Our Human Right to Inclusion

We are born as babies, with little parts of our body, little breaths, little heart beats. But right from birth we are not all born the same. As we get older our own identity and uniqueness becomes more apparent. The journey this takes us on can for many be challenging.

Childhood Conditioning
As we move into childhood many will receive confusing messages from our parents and carers, that will leave us feeling at odds with part of what we genuinely feel inside, something to this effect “don’t act like this…. don’t do this….don’t behave like this” and so on. When we move into our teen years these, often subtle but powerful messages about what’s right and wrong, can become a potential sauce of inner anxiety as we try to develop our identity and establish our self worth in society. For many people who do not fit into the everyday average human being, either physically, mentally or emotionally this can cause significant internal conflict. Those simple message we may have received from our parents start to create an integral tug of war. Added to these messages is the reinforcement that society brings with peer pressure. Maybe societies shadow too, hidden in its ability to subtly reinforce discrimination, by affirming ways of being, through the media, also have a big part to play in adding conflict to our internal tug of war.

Being Different
So what if you are different and you want to be able to live a happy free life within society, you want to have friends, you want to be able to walk down the street wearing the dress or style of the sex you were not given at birth? What if you can’t see or walk or hear and you want to be able to do things yourself within out others stepping into help you? What if you feel differently and want to be able to express this without feeling guilty, bad or ashamed? What if your experiences in life have left you so confused about who you are but you also want to belong? These are just some of the what ifs.

The Cracks In The Walls Of Society
For many of us, as we look deeper into this world we live in, as we get past adolescents and move towards maturity, we start to see the cracks in the walls, those hidden messages from childhood, and their potential to become established hidden prejudices within pockets of society. However we still have to live with these prejudices and living often means everyday, continually. So if we happen to be someone who does not fit the average person, if we happen to be someone who looks, experiences, feels or thinks in a different way, maybe we have to work harder to find ourselves within, to love ourselves for who we are. This takes time, it’s a journey, often a hard journey and for many a cruel and crushing journey, that when put against the pressures of society, can leave some people unable to complete without emotional and mental health issues taking their toll.

Article 8: The Right To Our Private Life
However society has a big role to play in this, it’s the hidden messages from our role models, such as our parents that set the seed, and the reinforced messages from society that water that seed and so on. Fortunately within our legal system, The Human Rights Act, within the UK, states we have the right to a private life.

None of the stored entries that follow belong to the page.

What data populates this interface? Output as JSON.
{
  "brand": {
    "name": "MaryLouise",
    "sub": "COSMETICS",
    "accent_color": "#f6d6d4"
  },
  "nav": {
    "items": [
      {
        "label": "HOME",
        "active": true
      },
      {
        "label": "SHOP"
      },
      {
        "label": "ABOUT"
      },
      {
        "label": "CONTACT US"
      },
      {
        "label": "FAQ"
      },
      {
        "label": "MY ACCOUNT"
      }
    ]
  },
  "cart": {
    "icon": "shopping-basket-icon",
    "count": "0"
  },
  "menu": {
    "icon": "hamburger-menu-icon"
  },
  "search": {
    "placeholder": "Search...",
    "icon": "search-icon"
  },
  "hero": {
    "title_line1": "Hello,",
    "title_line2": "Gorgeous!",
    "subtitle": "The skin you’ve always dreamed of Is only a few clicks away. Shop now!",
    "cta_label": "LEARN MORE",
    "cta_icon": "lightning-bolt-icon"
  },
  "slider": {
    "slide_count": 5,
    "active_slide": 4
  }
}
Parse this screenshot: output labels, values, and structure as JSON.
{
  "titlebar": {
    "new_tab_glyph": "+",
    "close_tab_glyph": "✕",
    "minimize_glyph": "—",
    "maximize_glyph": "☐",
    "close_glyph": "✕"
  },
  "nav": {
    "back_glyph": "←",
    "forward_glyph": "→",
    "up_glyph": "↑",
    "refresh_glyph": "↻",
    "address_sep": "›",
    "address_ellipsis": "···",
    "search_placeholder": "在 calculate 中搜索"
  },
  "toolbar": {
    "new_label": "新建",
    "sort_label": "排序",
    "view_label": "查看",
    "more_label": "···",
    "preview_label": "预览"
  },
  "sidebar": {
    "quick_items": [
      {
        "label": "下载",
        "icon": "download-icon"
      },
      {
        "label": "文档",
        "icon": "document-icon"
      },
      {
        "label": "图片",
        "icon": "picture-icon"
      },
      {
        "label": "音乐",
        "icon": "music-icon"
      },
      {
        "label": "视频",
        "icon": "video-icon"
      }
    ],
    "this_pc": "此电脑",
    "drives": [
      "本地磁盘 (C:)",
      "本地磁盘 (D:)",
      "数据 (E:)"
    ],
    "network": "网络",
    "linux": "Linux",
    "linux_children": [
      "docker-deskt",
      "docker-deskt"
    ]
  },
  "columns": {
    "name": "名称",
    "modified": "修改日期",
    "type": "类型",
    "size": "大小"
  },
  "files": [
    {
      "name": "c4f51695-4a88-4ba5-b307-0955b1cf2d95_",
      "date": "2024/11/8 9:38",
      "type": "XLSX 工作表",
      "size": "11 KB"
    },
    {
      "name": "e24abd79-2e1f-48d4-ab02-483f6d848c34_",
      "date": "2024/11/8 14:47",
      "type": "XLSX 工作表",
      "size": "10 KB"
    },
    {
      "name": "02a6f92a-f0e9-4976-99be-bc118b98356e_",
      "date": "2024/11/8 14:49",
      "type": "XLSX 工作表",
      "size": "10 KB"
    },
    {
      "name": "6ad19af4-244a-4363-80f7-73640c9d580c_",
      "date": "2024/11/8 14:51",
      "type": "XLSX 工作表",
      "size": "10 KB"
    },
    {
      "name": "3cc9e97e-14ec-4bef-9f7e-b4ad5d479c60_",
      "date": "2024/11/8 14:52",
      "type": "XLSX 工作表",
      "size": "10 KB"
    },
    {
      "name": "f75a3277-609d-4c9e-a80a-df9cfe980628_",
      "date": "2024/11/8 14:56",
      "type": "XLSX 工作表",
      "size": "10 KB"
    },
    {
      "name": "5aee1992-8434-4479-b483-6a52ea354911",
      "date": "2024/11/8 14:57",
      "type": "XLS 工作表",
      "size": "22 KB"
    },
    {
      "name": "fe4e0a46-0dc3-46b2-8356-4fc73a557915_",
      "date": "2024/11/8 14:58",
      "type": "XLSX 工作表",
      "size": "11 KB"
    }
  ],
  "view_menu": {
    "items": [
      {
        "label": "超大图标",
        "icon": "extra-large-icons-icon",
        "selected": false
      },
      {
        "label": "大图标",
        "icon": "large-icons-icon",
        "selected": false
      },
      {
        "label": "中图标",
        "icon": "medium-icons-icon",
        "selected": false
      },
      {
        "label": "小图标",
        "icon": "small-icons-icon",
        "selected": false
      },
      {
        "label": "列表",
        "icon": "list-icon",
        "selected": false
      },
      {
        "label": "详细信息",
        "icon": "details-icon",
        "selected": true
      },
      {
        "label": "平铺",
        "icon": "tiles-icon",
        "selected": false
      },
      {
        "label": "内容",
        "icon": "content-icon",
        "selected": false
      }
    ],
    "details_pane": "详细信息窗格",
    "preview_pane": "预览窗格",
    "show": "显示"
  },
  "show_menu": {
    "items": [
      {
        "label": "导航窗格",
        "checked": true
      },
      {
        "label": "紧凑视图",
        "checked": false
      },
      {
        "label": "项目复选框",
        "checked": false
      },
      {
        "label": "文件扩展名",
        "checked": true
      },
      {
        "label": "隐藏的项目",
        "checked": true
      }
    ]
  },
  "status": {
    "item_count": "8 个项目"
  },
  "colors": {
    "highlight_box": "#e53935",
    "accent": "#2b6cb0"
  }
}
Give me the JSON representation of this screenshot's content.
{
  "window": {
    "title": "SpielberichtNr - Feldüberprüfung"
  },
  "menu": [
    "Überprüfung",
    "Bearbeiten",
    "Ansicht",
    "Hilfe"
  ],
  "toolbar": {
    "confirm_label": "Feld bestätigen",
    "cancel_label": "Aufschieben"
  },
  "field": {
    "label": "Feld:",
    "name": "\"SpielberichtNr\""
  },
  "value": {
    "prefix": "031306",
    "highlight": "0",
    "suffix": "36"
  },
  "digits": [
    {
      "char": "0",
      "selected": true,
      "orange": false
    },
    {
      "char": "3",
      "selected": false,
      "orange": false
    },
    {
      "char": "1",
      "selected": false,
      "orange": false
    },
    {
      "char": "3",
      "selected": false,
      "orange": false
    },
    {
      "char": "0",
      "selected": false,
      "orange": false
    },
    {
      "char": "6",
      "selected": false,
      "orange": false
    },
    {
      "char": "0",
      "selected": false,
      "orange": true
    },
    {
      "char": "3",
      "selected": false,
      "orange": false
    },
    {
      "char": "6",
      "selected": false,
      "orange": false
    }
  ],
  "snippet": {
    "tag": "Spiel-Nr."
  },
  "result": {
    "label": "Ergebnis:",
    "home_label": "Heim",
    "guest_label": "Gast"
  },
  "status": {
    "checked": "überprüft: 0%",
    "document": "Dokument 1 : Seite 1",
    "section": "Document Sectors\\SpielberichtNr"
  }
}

This right to a private life is set out in article 8. So what does our legislation do to any seed that is sown and then watered. It’s true that article 8 can often be overlooked within our communities and the larger world as a whole. A bit like the brambles and nettles taking over in a neglected garden. So maybe now, particularly during our current Coronavirus pandemic, where uncertainty and fear is so prevalent, it’s time to affirm one important right that we have in article 8. This might also help us to reclaim some important certainty about ourselves and our society.

• Everyone has the right to respect for his private and family life, his home and his correspondence.

• There shall be no interference by a public authority with the exercise of this right except such as is in accordance with the law and is necessary in a democratic society in the interests of national security, public safety or the economic well-being of the country, for the prevention of disorder or crime, for the protection of health or morals, or for the protection of the rights and freedoms of others.

So what does this actually mean? Well in a nutshell it means that we have the right to be ourselves, as long as we don’t hurt others or society within this. However maybe this needs clarifying. The Equality and Human Rights Commission go further to clarify and state the following..

The concept of private life also covers your right to develop your personal identity and to forge friendships and other relationships. This includes a right to participate in essential economic, social, cultural and leisure activities.

This above statement helps to more clearly address that a private life means living our private life outside the internal and maybe sometimes isolated world just within us.

Maybe it’s important to highlight that most importantly and powerfully our legal system, is clear, we have the right, as long as we don’t abuse others or the world we live in, to be ourselves. Whoever we are and however we choose to be, we have the right to  live this life, within society, freely without being discriminated against. This important peace of legislation maybe needs to be bought onto the front burner, within society, within homes and families, within schools, within community and the workplace. Go for it Article 8!!